But the governess went on as if she had neither seen nor heard.
"It is very important, Nan, that you especially should not be identified with anything of the sort. It might injure you in such a way that the harm could never be repaired." She paused and Nan straightened herself with a jerk.
"I'd like to know why it's more important for me than for the other girls? If their mothers think it's good enough for them I guess it's good enough for me, and if they can be trusted I guess I can."
Miss Blake hesitated, but only for a moment. Then she went on steadily and firmly, but without the least suggestion of sternness in her voice or manner.
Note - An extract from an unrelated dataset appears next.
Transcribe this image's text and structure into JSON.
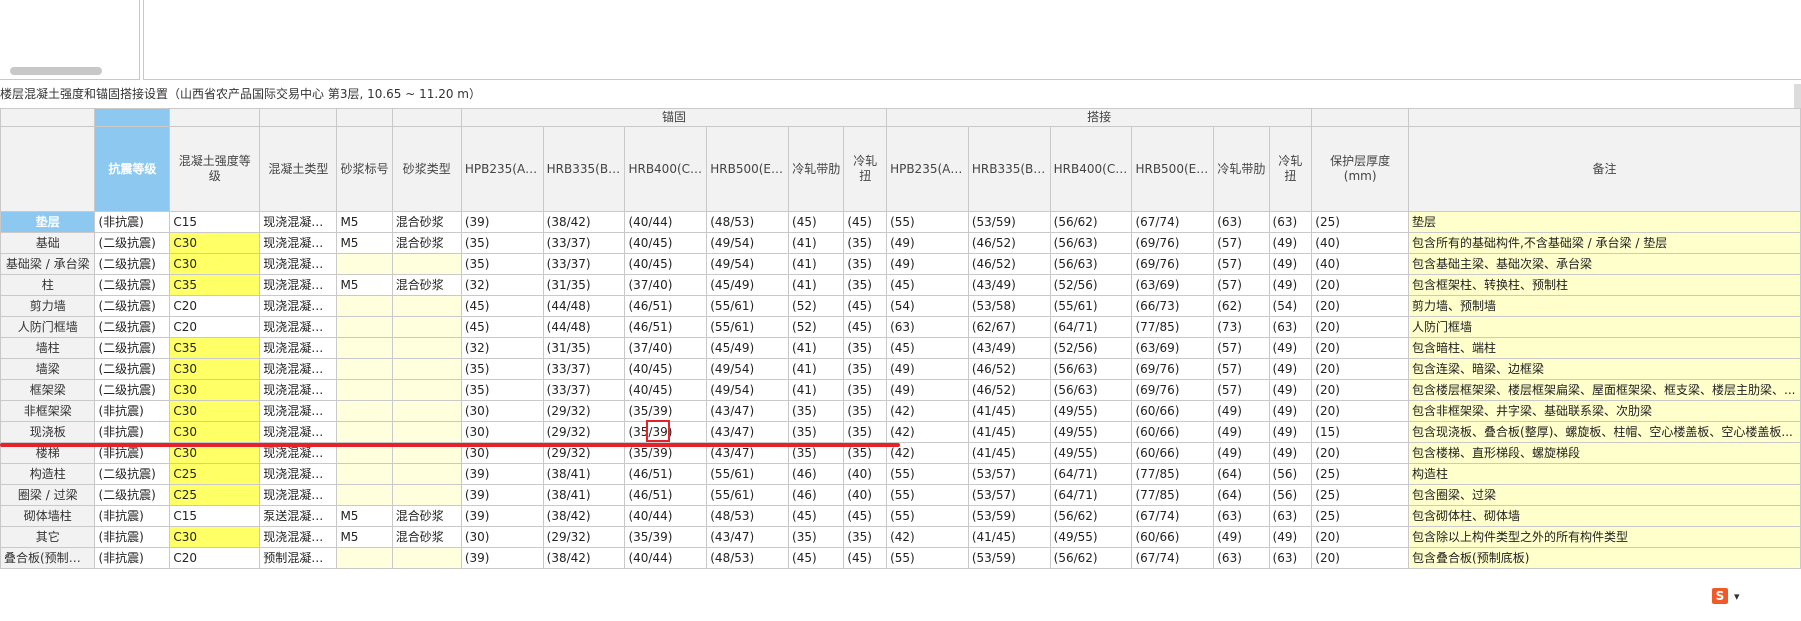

"The reason is simply this: You have not had the advantages the other girls have had. You have had no mother; no careful, loving training from the first, and—excuse me, dear—your behavior has shown it. How could it be expected not to do so? People have criticized you, and their criticisms have been severe, unjust even. Lately you have set yourself right with most of your neighbors, but it has been hard work, and it has been only begun. It will still be hard work to keep their good opinion. If you want to hold a place in their esteem you must earn it and keep on earning it. The other girls might do with perfect safety what you could not dream of doing, because in them it would be looked on merely as a single slip; with you it would be backsliding. Do you understand me, Nan?"
There was no reply, but the girl's bent head was answer enough. Miss Blake passed her hand tenderly over the roughened hair, and for a long time there was silence between them. Nan was thinking, and Miss Blake was content to let her think.
The tall clock in the corner tapped out the minutes with slow, even ticks. The fire burned steadily on the hearth, and the logs settled as they burned. Outside the high wind raced madly around bleak street corners, carrying the snow before it in white, blinding clouds. The air was so full of the swirling, eddying flakes that it dimmed the light and made evening seem to have settled down long before its usual time. Every now and then there came to them from the conservatory a faint, faint breath from a blossoming daphne, as though the delicate thing were breathing out sweet gratitude for its shelter from the storm.
Nan could not help responding to the quieting influence of it all. It was very, very different from the place as it used to be, and she felt the difference and the suggestiveness of it more now than she had ever done before.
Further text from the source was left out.